We conducted a randomized, waitlist-controlled clinical trial (NCT05029466) evaluating PAP in 30 participants with TRD, including those with major depressive disorder (MDD, n=26) and bipolar II disorder (BDII). All participants received a single 25 mg dose of psilocybin with preparatory and integration psychotherapy. The primary outcome of the trial was antidepressant efficacy. In this secondary analysis, sleep was assessed using sleep-related items from the Quick Inventory of Depressive Symptomatology (QIDS) and MontgomeryÅsberg Depression Rating Scale (MADRS) throughout the 6 month trial period. Sleep-related items captured various domains of sleep, including sleep onset, quality and early morning awakening, allowing for evaluation of both insomnia-related symptoms and overall sleep quality.
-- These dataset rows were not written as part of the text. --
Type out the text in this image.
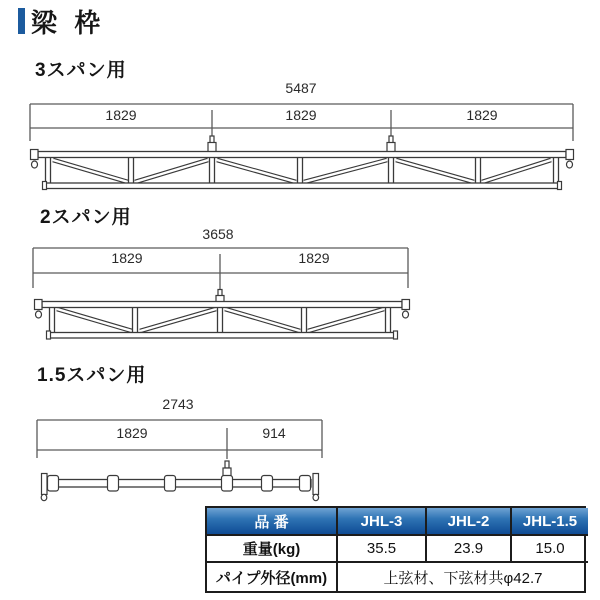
梁 枠
3スパン用
2スパン用
1.5スパン用
5487
1829	1829	1829
3658
1829	1829
2743
1829	914
品 番	JHL-3	JHL-2	JHL-1.5
重量(kg)	35.5	23.9	15.0
パイプ外径(mm)	上弦材、下弦材共φ42.7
As an exploratory analysis, we report our results descriptively and do not formally test for statistical significance, given the small sample size and multiple outcomes.

Results

30 participants received PAP for TRD. As previously reported, psilocybin was well tolerated, with no serious adverse events and robust, rapid antidepressant effects. Sleep, as measured by QIDS and MADRS items, did not worsen post-treatment. Instead, preliminary data suggest a trend toward improved sleep quality, with reductions in the QIDS sleep onset and insomnia item scores of 0.43 point (on a 3 point scale) between baseline (2.53±0.78) and primary endpoint (2.11±0.83), and by 0.7 between baseline and secondary endpoint (1.8±1.00). The MADRS sleep item data further corroborates this trend, with a decrease of 0.52 points on a 6 point scale between baseline (1.87±1.59) and primary endpoint (1.34 ± 1.56).

Conclusion

This secondary analysis provides preliminary evidence that psilocybin does not exacerbate sleep disturbances in individuals with TRD or BDII and may offer benefits. Notably, observed improvements occurred despite concerns that serotonergic psychedelics, such as psilocybin, may impair sleep, indicating small but potentially favourable sleep outcomes in the context of this clinical trial. Given the contrast with existing literature, further research is warranted to evaluate the effects of PAP on sleep using objective and comprehensive sleep measures in future clinical trials.